With the changes, announced Monday, United became the first U.S. carrier to say it was overhauling its approach to family seating since President Joe Biden and the Department of Transportation announced this month that new regulations are being drafted that will require airlines to guarantee they will seat a parent and a child together at no extra cost.
Frontier makes a similar move
Frontier followed suit on Tuesday, saying that over the past several months it has undertaken measures to ensure children 13 and under are seated with at least one adult in their party at no additional charge.
The carrier explained that it now automatically assigns seats based on family member’s ages before the check-in window opens.
Nevertheless, Frontier’s booking window still encourages families to pay in advance for adjacent seats. “We recommend you select your seats now to ensure your party sits together.

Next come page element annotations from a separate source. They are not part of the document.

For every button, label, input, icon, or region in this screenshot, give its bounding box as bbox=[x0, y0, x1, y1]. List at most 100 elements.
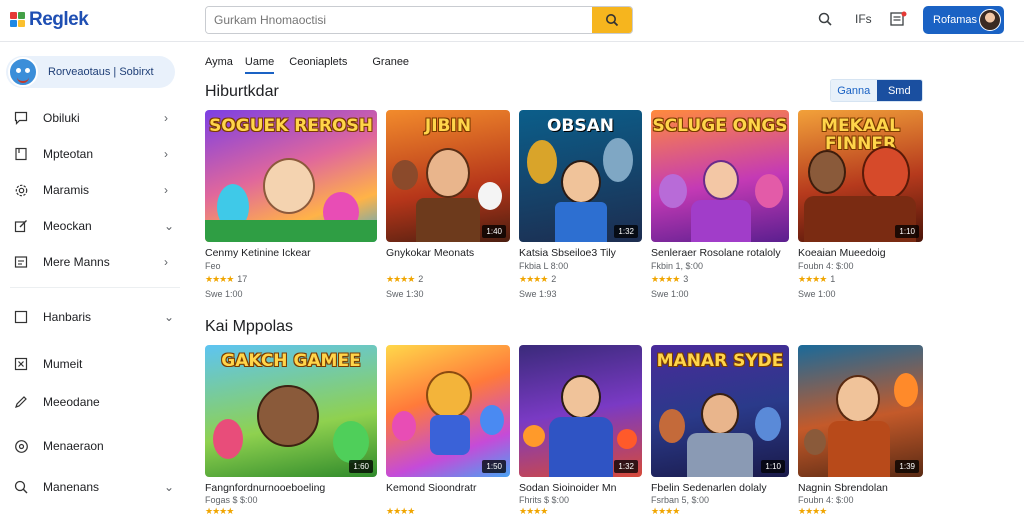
price-label: Swe 1:30 bbox=[386, 289, 424, 299]
tab-granee[interactable]: Granee bbox=[372, 50, 409, 74]
game-thumbnail: SCLUGE ONGS bbox=[651, 110, 789, 242]
logo-mark-icon bbox=[10, 12, 26, 28]
game-card[interactable]: SOGUEK REROSH Cenmy Ketinine Ickear Feo … bbox=[205, 110, 377, 305]
profile-chip[interactable]: Rorveaotaus | Sobirxt bbox=[6, 56, 175, 88]
sidebar-item-menaeraon[interactable]: Menaeraon bbox=[0, 433, 190, 459]
duration-badge: 1:40 bbox=[482, 225, 506, 238]
rating-count: 2 bbox=[551, 274, 557, 284]
sidebar-item-manenans[interactable]: Manenans ⌄ bbox=[0, 474, 190, 500]
search-button[interactable] bbox=[592, 7, 632, 33]
tab-ceoniaplets[interactable]: Ceoniaplets bbox=[289, 50, 347, 74]
price-label: Swe 1:00 bbox=[651, 289, 689, 299]
duration-badge: 1:32 bbox=[614, 460, 638, 473]
game-subtitle: Foubn 4: $:00 bbox=[798, 261, 854, 271]
sidebar-item-mumeit[interactable]: Mumeit bbox=[0, 351, 190, 377]
game-art-title: MANAR SYDE bbox=[656, 351, 784, 371]
toggle-option-smd[interactable]: Smd bbox=[876, 80, 922, 101]
game-card[interactable]: SCLUGE ONGS Senleraer Rosolane rotaloly … bbox=[651, 110, 789, 305]
logo[interactable]: Reglek bbox=[10, 9, 89, 31]
game-subtitle: Fogas $ $:00 bbox=[205, 495, 258, 505]
tab-bar: Ayma Uame Ceoniaplets Granee bbox=[205, 50, 409, 74]
game-card[interactable]: 1:50 Kemond Sioondratr ★★★★ bbox=[386, 345, 510, 516]
sidebar-item-maramis[interactable]: Maramis › bbox=[0, 177, 190, 203]
list-icon bbox=[13, 254, 29, 270]
game-art-title: JIBIN bbox=[424, 116, 472, 136]
sidebar-item-label: Menaeraon bbox=[43, 439, 104, 453]
search-icon bbox=[818, 12, 832, 26]
game-art-title: SOGUEK REROSH bbox=[209, 116, 373, 136]
sidebar-item-hanbaris[interactable]: Hanbaris ⌄ bbox=[0, 304, 190, 330]
user-menu-button[interactable]: Rofamas bbox=[923, 6, 1004, 34]
rating-count: 17 bbox=[237, 274, 248, 284]
game-art-title: OBSAN bbox=[546, 116, 615, 136]
sidebar-item-meockan[interactable]: Meockan ⌄ bbox=[0, 213, 190, 239]
duration-badge: 1:10 bbox=[761, 460, 785, 473]
game-title: Katsia Sbseiloe3 Tily bbox=[519, 247, 616, 259]
chevron-right-icon: › bbox=[164, 147, 168, 161]
game-subtitle: Foubn 4: $:00 bbox=[798, 495, 854, 505]
game-card[interactable]: GAKCH GAMEE 1:60 Fangnfordnurnooeboeling… bbox=[205, 345, 377, 516]
game-card[interactable]: MEKAAL FINNER 1:10 Koeaian Mueedoig Foub… bbox=[798, 110, 923, 305]
sidebar-item-label: Meockan bbox=[43, 219, 92, 233]
duration-badge: 1:32 bbox=[614, 225, 638, 238]
game-thumbnail: OBSAN 1:32 bbox=[519, 110, 642, 242]
game-card[interactable]: 1:32 Sodan Sioinoider Mn Fhrits $ $:00 ★… bbox=[519, 345, 642, 516]
game-thumbnail: SOGUEK REROSH bbox=[205, 110, 377, 242]
rating-count: 1 bbox=[830, 274, 836, 284]
chevron-down-icon: ⌄ bbox=[164, 310, 175, 324]
sidebar-item-obiluki[interactable]: Obiluki › bbox=[0, 105, 190, 131]
message-icon bbox=[13, 110, 29, 126]
game-title: Sodan Sioinoider Mn bbox=[519, 482, 617, 494]
game-subtitle: Fsrban 5, $:00 bbox=[651, 495, 710, 505]
help-link[interactable]: IFs bbox=[855, 12, 872, 26]
game-title: Nagnin Sbrendolan bbox=[798, 482, 888, 494]
sidebar-item-mpteotan[interactable]: Mpteotan › bbox=[0, 141, 190, 167]
toggle-option-ganna[interactable]: Ganna bbox=[831, 80, 877, 101]
chevron-down-icon: ⌄ bbox=[164, 219, 175, 233]
game-card[interactable]: MANAR SYDE 1:10 Fbelin Sedenarlen dolaly… bbox=[651, 345, 789, 516]
globe-icon bbox=[13, 438, 29, 454]
sidebar-item-meeodane[interactable]: Meeodane bbox=[0, 389, 190, 415]
game-thumbnail: 1:50 bbox=[386, 345, 510, 477]
game-subtitle: Feo bbox=[205, 261, 221, 271]
profile-name: Rorveaotaus | Sobirxt bbox=[48, 66, 154, 78]
avatar bbox=[8, 57, 38, 87]
duration-badge: 1:60 bbox=[349, 460, 373, 473]
price-label: Swe 1:93 bbox=[519, 289, 557, 299]
game-card[interactable]: OBSAN 1:32 Katsia Sbseiloe3 Tily Fkbia L… bbox=[519, 110, 642, 305]
game-title: Fbelin Sedenarlen dolaly bbox=[651, 482, 767, 494]
search-icon bbox=[13, 479, 29, 495]
logo-text: Reglek bbox=[29, 9, 89, 30]
search-input[interactable] bbox=[206, 7, 592, 33]
section-title: Hiburtkdar bbox=[205, 83, 279, 100]
edit-icon bbox=[13, 218, 29, 234]
game-card[interactable]: 1:39 Nagnin Sbrendolan Foubn 4: $:00 ★★★… bbox=[798, 345, 923, 516]
header-search-button[interactable] bbox=[818, 12, 832, 29]
sidebar-item-label: Obiluki bbox=[43, 111, 80, 125]
chevron-right-icon: › bbox=[164, 111, 168, 125]
top-bar: Reglek IFs Rofamas bbox=[0, 0, 1024, 42]
gear-icon bbox=[13, 182, 29, 198]
game-art-title: SCLUGE ONGS bbox=[652, 116, 788, 136]
duration-badge: 1:39 bbox=[895, 460, 919, 473]
duration-badge: 1:50 bbox=[482, 460, 506, 473]
price-label: Swe 1:00 bbox=[798, 289, 836, 299]
tab-uame[interactable]: Uame bbox=[244, 50, 275, 74]
search-bar bbox=[205, 6, 633, 34]
notifications-icon bbox=[890, 11, 907, 26]
chevron-right-icon: › bbox=[164, 183, 168, 197]
sidebar-item-label: Maramis bbox=[43, 183, 90, 197]
sidebar-item-label: Meeodane bbox=[43, 395, 100, 409]
rating-stars: ★★★★ 2 bbox=[386, 274, 424, 284]
pencil-icon bbox=[13, 394, 29, 410]
game-subtitle: Fkbia L 8:00 bbox=[519, 261, 569, 271]
chevron-down-icon: ⌄ bbox=[164, 480, 175, 494]
notifications-button[interactable] bbox=[890, 11, 907, 29]
game-card[interactable]: JIBIN 1:40 Gnykokar Meonats ★★★★ 2 Swe 1:… bbox=[386, 110, 510, 305]
tab-ayma[interactable]: Ayma bbox=[205, 50, 233, 74]
x-box-icon bbox=[13, 356, 29, 372]
search-icon bbox=[606, 14, 619, 27]
bookmark-icon bbox=[13, 146, 29, 162]
game-thumbnail: 1:32 bbox=[519, 345, 642, 477]
sidebar-item-mere-manns[interactable]: Mere Manns › bbox=[0, 249, 190, 275]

Getting seats together the day of travel can be difficult,” reads a pop-up generated during bookings that include children. “If seats are limited, we’ll assign seats to the extent possible so children 13 and under are seated next to a passenger 14 years or older traveling on the same reservation.”

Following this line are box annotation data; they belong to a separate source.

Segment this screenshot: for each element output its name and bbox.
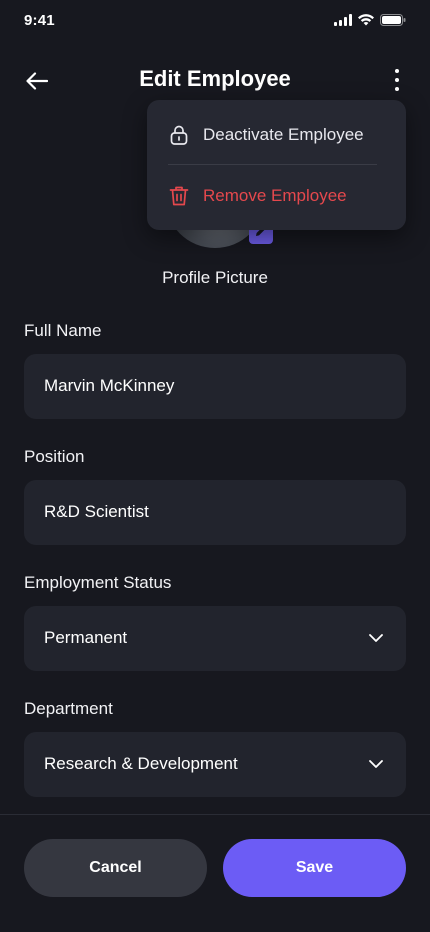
page-title: Edit Employee: [139, 66, 291, 91]
more-dot-icon: [395, 78, 399, 82]
full-name-field[interactable]: Marvin McKinney: [24, 354, 406, 419]
cancel-button[interactable]: Cancel: [24, 839, 207, 897]
status-time: 9:41: [24, 12, 55, 29]
department-select[interactable]: Research & Development: [24, 732, 406, 797]
options-menu: Deactivate Employee Remove Employee: [147, 100, 406, 230]
chevron-down-icon: [369, 634, 383, 642]
signal-icon: [334, 14, 352, 26]
deactivate-employee-label: Deactivate Employee: [203, 125, 364, 144]
trash-icon: [169, 186, 189, 206]
battery-icon: [380, 14, 406, 26]
department-value: Research & Development: [44, 754, 238, 773]
save-button[interactable]: Save: [223, 839, 406, 897]
more-dot-icon: [395, 87, 399, 91]
bottom-action-bar: Cancel Save: [0, 814, 430, 932]
full-name-label: Full Name: [24, 321, 102, 340]
status-bar: 9:41: [0, 0, 430, 44]
header: Edit Employee: [0, 56, 430, 104]
department-label: Department: [24, 699, 113, 718]
profile-picture-label: Profile Picture: [162, 268, 268, 287]
employment-status-select[interactable]: Permanent: [24, 606, 406, 671]
deactivate-employee-menu-item[interactable]: Deactivate Employee: [147, 104, 406, 166]
employment-status-label: Employment Status: [24, 573, 172, 592]
more-options-button[interactable]: [390, 66, 404, 94]
wifi-icon: [358, 14, 374, 26]
lock-icon: [170, 125, 188, 145]
status-icons: [334, 14, 406, 26]
chevron-down-icon: [369, 760, 383, 768]
remove-employee-label: Remove Employee: [203, 186, 347, 205]
remove-employee-menu-item[interactable]: Remove Employee: [147, 165, 406, 227]
position-value: R&D Scientist: [44, 502, 149, 521]
position-field[interactable]: R&D Scientist: [24, 480, 406, 545]
more-dot-icon: [395, 69, 399, 73]
position-label: Position: [24, 447, 85, 466]
full-name-value: Marvin McKinney: [44, 376, 175, 395]
employment-status-value: Permanent: [44, 628, 128, 647]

United chief customer officer Linda Jojo didn’t mention the planned DOT regulatory action in a prepared statement on Monday.
“In an era where more families are working in a hybrid environment, they’re traveling more often — and they’re flying United,” Jojo said. “We’re focused on delivering a great experience for our younger passengers and their parents and know it often starts with the right seat. We look forward to rolling out more family-friendly features this year.”
Capabilities going into full effect in March
United said the new seat map feature capabilities have already been implemented on some flights and will go into full effect in early March. The feature will dynamically find available adjacent seats at the time of booking for parties that include a child 11 and under. The engine first reviews all available free economy seat assignments. If no adjacent free seats can be found, it will provide the option of booking preferred economy seats, for which the airline typically collects a fee, free of charge.
The technology upgrade will also enable Basic Economy flyers traveling with children, who typically must pay for all advance seat assignments on United, to select adjoining seats free of charge.
United did not say whether the new feature will be available for bookings made via GDSs and other third-party booking channels or only within direct channels.
The booking engine won’t offer families the option to select extra legroom Economy Plus seats, or to select adjacent seats in higher cabin classes. But in cases in which no adjoining options are available in free economy seats or preferred economy seats the carrier has enacted a new policy allowing flyers to switch for free to a flight to the same destination with adjacent seat availability. Flyers won’t be charged if there is a fare difference between the original and new flights.
United, like all the 10 largest U.S. carriers, has never specifically charged a fee for families to sit together. But the increasing imposition by United and other U.S. airlines in recent years of upcharges for the pre-flight selection of specific seats has meant that children sometimes cannot be guaranteed a seat next an accompanying adult without an extra cost.